Many cancer treatment regimens routinely require the administration of multiple chemotherapeutic agents that usually differ with respect to their mechanism of action. This can allow for enhanced efficacy, a reduction in the required dose of each individual agent, and/or a delay in the onset of drug resistance (relative to single therapy administration).
A desirable outcome for a drug combination is a synergistic effect, wherein the sum of the clinical activity of a drug combination is greater than the added effect of each individual drug. Several publications by the Allen lab (and others) have shown that the synergistic effect can be dependent on the relative molar ratio of one drug to another. This presents a significant challenge when administering a drug combination in its free form due to the different properties of these drugs, leading to varying pharmacokinetic and biodistribution profiles. This makes the likelihood of a chemotherapeutic combination arriving at the tumour site at a specific synergistic ratio very small.
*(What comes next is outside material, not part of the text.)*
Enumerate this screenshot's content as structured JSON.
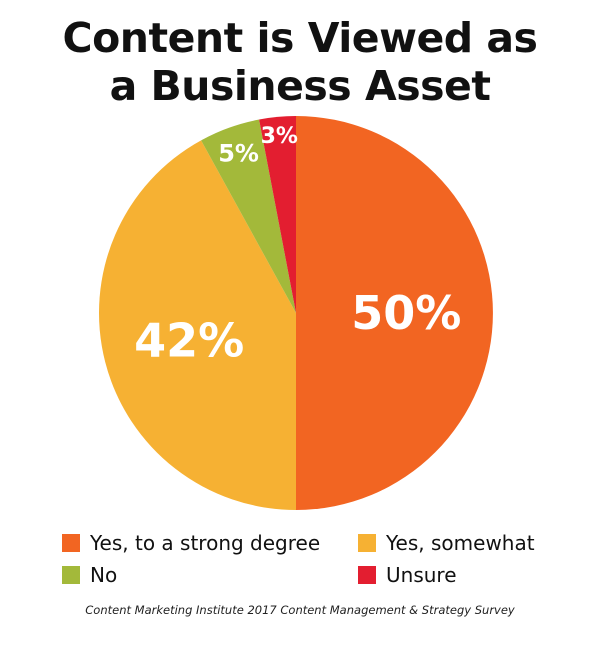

At the Allen Lab, we are designing novel nanoparticle formulations that encapsulate synergistic drug combinations in a single-vehicle. The ratio of these drugs is pre-determined by in vitro analysis using the Chou and Talalay combination index equation. Drug combinations are co-encapsulated to ensure that they arrive at the tumour site at the predetermined ratio to exert their synergistic effect. In addition to the potential for enhanced efficacy, the formulation of these drugs into a nanoparticle may also reduce the systemic toxicity commonly seen with chemotherapeutic agents (such as doxorubicin or paclitaxel).